You expect a movie like this to have a villain. This one has a multiplicity of villains. In fact every major character is, to a certain extent, a villain. These are not very nice people. They’re people who would slit your throat to get what they want from life. Villains tend to offer fine opportunities for entertaining acting pyrotechnics and the cast in this movie make the most of those opportunities. Phillip Terry gives a marvellously over-the-top performance as the appalling Dr Talbot, a real swine of the first water. John Van Dreelen as the safari guide Garvay is just as vicious. Grant Williams as the weak-willed lawyer Neil Foster is not exactly a moral paragon either. And Malla, whether young or old, is pretty much a monster as well. Even Neil’s girlfriend Sally (Gloria Talbott), the one major character who isn’t totally reprehensible, is a rather spiky and insanely jealous character.
June Talbot is as evil as any of them but the role does give Coleen Gray a terrific opportunity to show her talents as an actress. She has to play June as ageing and bitter, and also as young and glamorous and deadly. She also has to play the role mostly in very unglamorous and at times quite heavy makeup. June is evil, but she’s evil in more complex ways than the other characters and Gray really is quite impressive.
Edward Dein had a fairly limited career as a director but that career does include the truly bizarre but fascinating Shack Out On 101 (1955), which demonstrates his affinity for outré subject matter. He keeps the pacing pleasingly taut and overall he handles proceedings fairly well.

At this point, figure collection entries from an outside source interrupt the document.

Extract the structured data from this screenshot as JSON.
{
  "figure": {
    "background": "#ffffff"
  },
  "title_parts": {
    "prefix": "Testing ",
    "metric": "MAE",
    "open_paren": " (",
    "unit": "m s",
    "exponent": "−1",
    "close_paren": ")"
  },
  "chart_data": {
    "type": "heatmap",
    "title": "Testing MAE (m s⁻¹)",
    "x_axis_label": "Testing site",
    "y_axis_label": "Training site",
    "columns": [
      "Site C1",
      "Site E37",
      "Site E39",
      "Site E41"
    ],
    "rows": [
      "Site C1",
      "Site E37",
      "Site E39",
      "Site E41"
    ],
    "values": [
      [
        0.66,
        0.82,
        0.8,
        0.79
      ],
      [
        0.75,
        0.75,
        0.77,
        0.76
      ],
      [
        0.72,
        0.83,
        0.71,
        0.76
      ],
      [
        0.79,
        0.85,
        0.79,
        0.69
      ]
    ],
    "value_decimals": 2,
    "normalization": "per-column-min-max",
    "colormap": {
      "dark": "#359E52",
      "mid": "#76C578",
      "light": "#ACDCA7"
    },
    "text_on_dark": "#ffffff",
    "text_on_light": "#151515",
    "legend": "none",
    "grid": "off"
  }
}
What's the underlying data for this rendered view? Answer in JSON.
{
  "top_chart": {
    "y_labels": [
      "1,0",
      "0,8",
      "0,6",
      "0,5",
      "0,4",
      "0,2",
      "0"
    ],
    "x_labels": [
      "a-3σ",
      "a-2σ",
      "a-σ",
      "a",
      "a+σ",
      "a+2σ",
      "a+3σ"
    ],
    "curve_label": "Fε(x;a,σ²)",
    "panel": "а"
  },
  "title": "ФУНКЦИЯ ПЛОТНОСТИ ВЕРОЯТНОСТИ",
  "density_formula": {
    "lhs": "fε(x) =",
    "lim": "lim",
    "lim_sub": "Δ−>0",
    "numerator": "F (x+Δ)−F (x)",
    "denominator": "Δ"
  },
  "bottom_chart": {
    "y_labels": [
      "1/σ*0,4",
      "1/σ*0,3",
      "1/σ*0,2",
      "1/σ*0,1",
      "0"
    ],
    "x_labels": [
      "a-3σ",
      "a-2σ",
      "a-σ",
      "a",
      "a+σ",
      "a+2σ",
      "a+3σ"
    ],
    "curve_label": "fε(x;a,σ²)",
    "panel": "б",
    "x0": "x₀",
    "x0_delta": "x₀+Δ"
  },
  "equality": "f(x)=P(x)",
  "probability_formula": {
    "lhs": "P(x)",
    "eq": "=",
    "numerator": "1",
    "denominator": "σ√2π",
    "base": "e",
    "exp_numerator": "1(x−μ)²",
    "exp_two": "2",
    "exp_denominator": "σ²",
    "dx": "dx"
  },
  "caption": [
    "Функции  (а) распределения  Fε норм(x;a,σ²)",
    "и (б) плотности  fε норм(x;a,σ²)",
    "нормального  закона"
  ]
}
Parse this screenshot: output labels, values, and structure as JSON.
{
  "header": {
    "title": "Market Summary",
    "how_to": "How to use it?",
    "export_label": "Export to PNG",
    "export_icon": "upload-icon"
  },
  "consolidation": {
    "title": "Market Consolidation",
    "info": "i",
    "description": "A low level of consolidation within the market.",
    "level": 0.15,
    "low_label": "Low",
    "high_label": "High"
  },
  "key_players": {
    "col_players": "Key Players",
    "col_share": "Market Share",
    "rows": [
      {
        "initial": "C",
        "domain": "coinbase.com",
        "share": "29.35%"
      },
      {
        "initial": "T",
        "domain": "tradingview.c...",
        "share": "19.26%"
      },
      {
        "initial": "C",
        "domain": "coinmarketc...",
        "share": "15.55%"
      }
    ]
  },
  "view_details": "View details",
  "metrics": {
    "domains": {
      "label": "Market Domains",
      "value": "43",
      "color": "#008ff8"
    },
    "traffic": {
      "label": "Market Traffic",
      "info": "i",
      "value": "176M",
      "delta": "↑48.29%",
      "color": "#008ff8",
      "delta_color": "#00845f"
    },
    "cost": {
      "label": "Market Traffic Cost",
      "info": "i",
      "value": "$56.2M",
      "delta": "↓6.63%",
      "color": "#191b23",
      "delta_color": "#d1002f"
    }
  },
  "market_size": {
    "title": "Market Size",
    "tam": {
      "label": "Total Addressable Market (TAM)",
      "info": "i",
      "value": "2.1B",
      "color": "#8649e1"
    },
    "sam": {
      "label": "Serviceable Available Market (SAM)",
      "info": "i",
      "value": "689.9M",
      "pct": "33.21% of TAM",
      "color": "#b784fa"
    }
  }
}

The plot twists are unlikely to cause any great surprises but that’s not necessarily a major flaw in a horror movie.
If the movie has a theme it is this - if someone suddenly has the opportunity to gain what they most ardently desire just how high a price will they be prepared to pay for it? Or perhaps it would be more accurate to say, just how high a price will they be prepared to make others pay to allow them to gain it? In this movie the answer is that no price is too high. These people may be monstrous but they’re monstrous in entertaining ways and the lack of a sympathetic hero character really isn’t a major problem.
This movie is among the five that comprise Universal’s bargain-priced Classic Sci-Fi Ultimate Collection: Volume 2. The anamorphic transfer looks terrific.
The Leech Woman is a fairly well-executed B-movie that might not deliver too many genuine scares but it does have its creepy moments, and the ruthlessness of the characters can be rather frightening. Coleen Gray’s performance is a highlight, along with Philip Terry’s scenery-chewing villainy.
Thoroughly enjoyable. Highly recommended.